Ghana’s Minister for Roads and Highways, Kwame Governs Agbodza, came out swinging on Tuesday, delivering a pointed rebuttal to critics who have accused the government’s flagship Big Push infrastructure programme of leaning too heavily on sole sourcing.

Standing before Parliament, the minister did not just defend the programme,  he dismantled the allegations piece by piece, calling them misleading and flatly unsupported by the facts already placed before the House.

“We have established a system where no contractor is paid without measurable progress,” he declared, setting the tone for an address that was as much about accountability as it was about infrastructure.

At the heart of the controversy is the procurement method used to award contracts under the Big Push,  a sweeping initiative currently overseeing the reconstruction and upgrading of more than 2,000 kilometres of roads across all 16 regions of Ghana. Critics have suggested that sole sourcing has become the default tool of choice, raising questions about transparency and value for money.

The minister rejected that characterisation outright. According to him, only 44 percent of major contracts,  including those under the Big Push,  were awarded through sole sourcing, while more than 400 contracts have gone through open competitive tendering. Every contract, he stressed, has been awarded in strict compliance with the Public Procurement Act and its regulations, with full details publicly available on the Ministry’s website for anyone willing to look.

But beyond the numbers, the minister offered context that he argued critics have been too quick to ignore. Ghana’s road network, he reminded Parliament, is in a state of serious deterioration. Given the scale and urgency of the challenge, he said, a rigid insistence on lengthy procurement processes alone would delay critical projects, inflate costs, and ultimately deepen the country’s economic difficulties. The law, he noted, allows for a balanced use of procurement methods,  and that is precisely what the Ministry has done.

One of the more striking revelations from the minister’s address was the fate of 23 major road projects inherited from the previous administration,  projects valued at GHS 14.88 billion that had been left entirely without funding. Rather than abandon them, the current government integrated these stalled projects into the Big Push programme and secured new financing to get them moving. Among those rescued are the Suame Interchange, the Ofankor–Nsawam Road, and the Adenta–Dodowa Road — projects that, in the minister’s words, might have remained frozen indefinitely without the current approach.

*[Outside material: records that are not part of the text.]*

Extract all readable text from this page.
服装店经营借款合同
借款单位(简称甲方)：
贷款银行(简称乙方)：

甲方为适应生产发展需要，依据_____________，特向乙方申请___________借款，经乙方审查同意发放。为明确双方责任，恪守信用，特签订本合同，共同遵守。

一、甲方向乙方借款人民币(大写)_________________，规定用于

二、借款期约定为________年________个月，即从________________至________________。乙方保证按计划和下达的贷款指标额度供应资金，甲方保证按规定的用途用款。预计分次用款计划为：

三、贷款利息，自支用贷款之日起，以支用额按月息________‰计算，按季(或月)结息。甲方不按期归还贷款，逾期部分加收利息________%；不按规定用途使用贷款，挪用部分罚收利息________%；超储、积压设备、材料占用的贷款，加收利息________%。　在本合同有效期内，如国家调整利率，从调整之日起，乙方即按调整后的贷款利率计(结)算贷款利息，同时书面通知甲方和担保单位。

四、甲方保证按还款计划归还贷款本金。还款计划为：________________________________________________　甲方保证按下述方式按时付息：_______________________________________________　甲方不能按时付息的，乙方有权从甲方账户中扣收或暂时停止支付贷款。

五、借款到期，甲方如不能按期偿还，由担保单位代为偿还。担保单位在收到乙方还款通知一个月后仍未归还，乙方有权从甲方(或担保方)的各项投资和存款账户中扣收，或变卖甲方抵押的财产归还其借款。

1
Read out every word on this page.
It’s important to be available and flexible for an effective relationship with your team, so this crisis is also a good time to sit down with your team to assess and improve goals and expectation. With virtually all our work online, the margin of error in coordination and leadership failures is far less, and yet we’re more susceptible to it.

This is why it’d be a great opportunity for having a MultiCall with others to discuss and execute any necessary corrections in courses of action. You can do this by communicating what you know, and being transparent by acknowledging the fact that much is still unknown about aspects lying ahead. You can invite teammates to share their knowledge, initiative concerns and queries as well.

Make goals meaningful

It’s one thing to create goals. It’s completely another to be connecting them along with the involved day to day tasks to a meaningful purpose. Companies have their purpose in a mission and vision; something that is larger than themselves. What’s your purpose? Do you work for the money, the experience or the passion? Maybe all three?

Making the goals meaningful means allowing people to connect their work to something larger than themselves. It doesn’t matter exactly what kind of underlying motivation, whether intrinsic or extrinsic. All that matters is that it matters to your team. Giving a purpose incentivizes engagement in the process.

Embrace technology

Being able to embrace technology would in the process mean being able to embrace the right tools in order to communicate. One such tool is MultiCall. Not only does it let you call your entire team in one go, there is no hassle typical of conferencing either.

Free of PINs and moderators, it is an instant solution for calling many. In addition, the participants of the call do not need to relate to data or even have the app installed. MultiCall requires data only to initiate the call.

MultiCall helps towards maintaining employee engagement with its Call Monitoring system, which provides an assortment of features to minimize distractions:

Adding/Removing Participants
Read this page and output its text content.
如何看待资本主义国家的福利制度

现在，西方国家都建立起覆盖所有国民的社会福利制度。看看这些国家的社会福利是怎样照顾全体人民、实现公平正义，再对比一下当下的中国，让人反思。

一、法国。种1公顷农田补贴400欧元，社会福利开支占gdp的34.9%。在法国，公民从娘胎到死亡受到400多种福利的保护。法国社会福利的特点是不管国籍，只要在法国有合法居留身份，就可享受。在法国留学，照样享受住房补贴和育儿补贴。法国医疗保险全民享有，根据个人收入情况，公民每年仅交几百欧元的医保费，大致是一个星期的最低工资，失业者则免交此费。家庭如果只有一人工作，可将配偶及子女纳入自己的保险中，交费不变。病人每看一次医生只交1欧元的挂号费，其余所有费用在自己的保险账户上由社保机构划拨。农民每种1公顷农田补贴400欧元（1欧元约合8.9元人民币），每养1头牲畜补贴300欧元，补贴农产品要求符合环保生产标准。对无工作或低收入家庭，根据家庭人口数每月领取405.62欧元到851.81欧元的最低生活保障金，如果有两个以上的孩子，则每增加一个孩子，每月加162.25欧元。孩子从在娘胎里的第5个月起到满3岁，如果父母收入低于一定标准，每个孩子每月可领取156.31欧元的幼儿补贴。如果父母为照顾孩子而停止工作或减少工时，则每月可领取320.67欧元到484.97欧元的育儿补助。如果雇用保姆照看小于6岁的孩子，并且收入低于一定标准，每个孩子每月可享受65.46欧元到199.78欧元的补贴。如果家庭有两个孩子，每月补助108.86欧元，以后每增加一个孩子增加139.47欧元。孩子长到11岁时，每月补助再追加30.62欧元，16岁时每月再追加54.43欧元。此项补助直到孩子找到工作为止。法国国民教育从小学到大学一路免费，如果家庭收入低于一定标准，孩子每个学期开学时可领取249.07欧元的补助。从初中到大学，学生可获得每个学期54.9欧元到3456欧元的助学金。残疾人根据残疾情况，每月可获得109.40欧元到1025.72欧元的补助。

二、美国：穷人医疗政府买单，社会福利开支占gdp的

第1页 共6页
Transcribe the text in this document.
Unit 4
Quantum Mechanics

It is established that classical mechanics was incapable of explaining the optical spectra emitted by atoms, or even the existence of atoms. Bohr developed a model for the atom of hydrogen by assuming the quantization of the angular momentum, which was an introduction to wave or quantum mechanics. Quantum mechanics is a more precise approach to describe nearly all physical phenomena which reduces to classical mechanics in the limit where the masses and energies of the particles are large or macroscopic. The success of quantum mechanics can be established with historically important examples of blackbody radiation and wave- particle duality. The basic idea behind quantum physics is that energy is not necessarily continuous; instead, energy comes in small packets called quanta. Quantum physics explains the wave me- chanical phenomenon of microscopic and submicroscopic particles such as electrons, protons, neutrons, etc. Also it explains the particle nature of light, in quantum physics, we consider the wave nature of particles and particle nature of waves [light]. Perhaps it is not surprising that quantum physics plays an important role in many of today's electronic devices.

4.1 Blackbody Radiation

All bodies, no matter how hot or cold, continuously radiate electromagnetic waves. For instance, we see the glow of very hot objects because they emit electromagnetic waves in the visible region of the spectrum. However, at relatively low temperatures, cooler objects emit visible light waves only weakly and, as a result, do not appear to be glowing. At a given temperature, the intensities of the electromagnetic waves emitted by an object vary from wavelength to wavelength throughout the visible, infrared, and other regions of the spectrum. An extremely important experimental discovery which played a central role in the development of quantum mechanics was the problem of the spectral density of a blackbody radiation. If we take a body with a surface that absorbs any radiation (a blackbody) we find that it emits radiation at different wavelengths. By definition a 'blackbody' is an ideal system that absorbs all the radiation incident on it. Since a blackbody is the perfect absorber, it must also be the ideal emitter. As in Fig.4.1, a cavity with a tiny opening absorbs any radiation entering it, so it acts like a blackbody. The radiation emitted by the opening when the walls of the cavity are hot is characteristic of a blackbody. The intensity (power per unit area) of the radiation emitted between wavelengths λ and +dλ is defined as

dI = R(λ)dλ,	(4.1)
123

The programme itself has been structured with competition in mind. It targets 12 key economic corridors, broken into 54 lots,  a deliberate design intended to attract more contractors, drive competition, and accelerate delivery on the ground.

On the question of value for money, Minister Agbodza outlined a series of safeguards built into the programme: in-house survey, design, and costing by state agencies; independent value-for-money assessments of contractor proposals; and payments strictly tied to verified, measurable work completed. He also pointed to an ongoing collaboration with the Ghana Institution of Surveyors to further strengthen independent cost verification,  a move he said underscores the government’s commitment to getting this right.

He also took direct aim at critics who have drawn unfavourable comparisons based on cost-per-kilometre figures, arguing that such analyses are fundamentally flawed. They fail, he said, to account for differences in project scope, engineering complexity, and additional infrastructure components such as interchanges and bridges, factors that can dramatically affect cost without reflecting any wrongdoing.

The minister did not shy away from contrasting the current administration’s record with that of its predecessor. He noted that many of the road projects inherited from the previous government lacked proper authorisation and had not gone through competitive procurement,  a situation that contributed to road sector arrears exceeding GHS 40 billion. Since taking office, he said, the government has paid over GHS 11 billion toward clearing that inherited debt.

With the programme operating under continuous parliamentary oversight,  including regular ministerial questioning, committee reviews, and independent professional validation, Hon. Agbodza made clear that the Big Push is not operating in the shadows.

Sole sourcing, he insisted, remains the exception, not the rule. And as he urged Parliament and the public to get behind what he described as a transformative effort to improve road infrastructure, reduce transport costs, create jobs, and stimulate economic growth, his message to critics was unambiguous: check the facts before you undermine the progress.